FJ is about to take his N (1 ≤ N ≤ 2,000) cows to the annual"Farmer of the Year" competition. In this contest every farmer arranges his cows in a line and herds them past the judges.

The contest organizers adopted a new registration scheme this year: simply register the initial letter of every cow in the order they will appear (i.e., If FJ takes Bessie, Sylvia, and Dora in that order he just registers BSD). After the registration phase ends, every group is judged in increasing lexicographic order according to the string of the initials of the cows' names.
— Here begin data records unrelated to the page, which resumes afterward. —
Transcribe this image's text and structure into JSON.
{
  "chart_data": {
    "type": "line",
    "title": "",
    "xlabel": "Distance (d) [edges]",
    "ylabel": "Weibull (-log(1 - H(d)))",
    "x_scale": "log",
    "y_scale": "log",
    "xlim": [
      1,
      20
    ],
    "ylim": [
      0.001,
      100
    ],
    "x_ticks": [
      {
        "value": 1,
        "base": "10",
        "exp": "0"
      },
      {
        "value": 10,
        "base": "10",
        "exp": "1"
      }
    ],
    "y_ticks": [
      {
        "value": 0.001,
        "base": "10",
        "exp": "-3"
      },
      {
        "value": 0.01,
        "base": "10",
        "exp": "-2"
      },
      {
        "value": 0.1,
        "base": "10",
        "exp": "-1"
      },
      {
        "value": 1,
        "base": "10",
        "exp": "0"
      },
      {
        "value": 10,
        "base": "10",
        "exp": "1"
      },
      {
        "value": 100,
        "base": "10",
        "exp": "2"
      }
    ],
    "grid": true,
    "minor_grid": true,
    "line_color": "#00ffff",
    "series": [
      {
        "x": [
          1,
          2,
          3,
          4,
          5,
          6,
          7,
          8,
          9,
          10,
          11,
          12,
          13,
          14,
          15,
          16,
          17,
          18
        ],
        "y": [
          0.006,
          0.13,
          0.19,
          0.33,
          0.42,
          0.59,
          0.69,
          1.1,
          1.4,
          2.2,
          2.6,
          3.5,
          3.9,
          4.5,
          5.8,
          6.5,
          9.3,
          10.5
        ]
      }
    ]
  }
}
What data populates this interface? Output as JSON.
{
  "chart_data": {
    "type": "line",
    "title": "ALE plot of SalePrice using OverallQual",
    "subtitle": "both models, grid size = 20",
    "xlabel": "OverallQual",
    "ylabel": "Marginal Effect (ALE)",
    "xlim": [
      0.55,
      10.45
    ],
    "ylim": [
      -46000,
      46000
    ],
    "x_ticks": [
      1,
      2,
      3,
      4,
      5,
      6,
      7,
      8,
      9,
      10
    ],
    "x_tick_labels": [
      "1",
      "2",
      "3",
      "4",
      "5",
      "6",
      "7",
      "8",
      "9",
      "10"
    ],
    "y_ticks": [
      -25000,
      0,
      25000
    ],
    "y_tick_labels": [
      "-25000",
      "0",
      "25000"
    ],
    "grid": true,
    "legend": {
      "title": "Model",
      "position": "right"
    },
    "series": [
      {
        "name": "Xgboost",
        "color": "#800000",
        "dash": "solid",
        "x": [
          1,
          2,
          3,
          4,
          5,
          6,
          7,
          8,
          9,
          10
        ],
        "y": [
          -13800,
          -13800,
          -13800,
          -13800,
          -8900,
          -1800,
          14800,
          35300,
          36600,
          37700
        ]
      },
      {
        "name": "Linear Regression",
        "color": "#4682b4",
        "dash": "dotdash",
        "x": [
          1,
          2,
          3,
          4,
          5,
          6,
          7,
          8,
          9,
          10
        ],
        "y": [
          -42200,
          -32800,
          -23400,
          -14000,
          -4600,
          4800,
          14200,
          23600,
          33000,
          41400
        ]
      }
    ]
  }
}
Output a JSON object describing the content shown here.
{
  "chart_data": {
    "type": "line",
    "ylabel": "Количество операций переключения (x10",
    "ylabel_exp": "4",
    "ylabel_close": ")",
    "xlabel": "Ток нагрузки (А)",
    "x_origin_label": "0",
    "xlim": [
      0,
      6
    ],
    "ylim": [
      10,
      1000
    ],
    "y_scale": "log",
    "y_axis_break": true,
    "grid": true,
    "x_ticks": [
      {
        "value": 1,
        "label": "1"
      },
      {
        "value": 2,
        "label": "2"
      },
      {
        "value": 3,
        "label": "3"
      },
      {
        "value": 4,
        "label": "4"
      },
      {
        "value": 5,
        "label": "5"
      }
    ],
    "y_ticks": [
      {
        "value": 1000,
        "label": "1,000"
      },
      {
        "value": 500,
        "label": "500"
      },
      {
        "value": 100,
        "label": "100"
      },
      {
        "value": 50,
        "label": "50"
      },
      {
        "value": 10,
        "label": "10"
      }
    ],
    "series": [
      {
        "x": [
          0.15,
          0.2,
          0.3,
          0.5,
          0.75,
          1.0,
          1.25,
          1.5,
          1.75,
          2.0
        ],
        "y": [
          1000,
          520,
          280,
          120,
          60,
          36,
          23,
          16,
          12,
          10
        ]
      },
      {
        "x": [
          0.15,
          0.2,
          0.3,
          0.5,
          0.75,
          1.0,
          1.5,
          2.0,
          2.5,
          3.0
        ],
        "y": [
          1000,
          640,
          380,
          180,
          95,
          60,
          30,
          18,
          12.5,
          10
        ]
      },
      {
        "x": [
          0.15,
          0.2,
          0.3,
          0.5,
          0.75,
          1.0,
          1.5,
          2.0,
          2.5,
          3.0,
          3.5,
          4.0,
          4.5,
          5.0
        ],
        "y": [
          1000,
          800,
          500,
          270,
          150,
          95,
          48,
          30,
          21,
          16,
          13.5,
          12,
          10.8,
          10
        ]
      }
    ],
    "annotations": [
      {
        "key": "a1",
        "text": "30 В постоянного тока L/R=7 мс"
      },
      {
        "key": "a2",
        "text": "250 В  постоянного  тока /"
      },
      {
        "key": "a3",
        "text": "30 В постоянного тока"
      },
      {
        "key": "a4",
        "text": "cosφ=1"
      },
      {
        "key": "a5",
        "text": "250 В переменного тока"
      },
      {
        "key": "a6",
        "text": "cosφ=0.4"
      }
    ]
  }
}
FJ is very busy this year and has to hurry back to his farm, so he wants to be judged as early as possible. He decides to rearrange his cows, who have already lined up, before registering them.

FJ marks a location for a new line of the competing cows. He then proceeds to marshal the cows from the old line to the new one by repeatedly sending either the first or last cow in the (remainder of the) original line to the end of the new line. When he's finished, FJ takes his cows for registration in this new order.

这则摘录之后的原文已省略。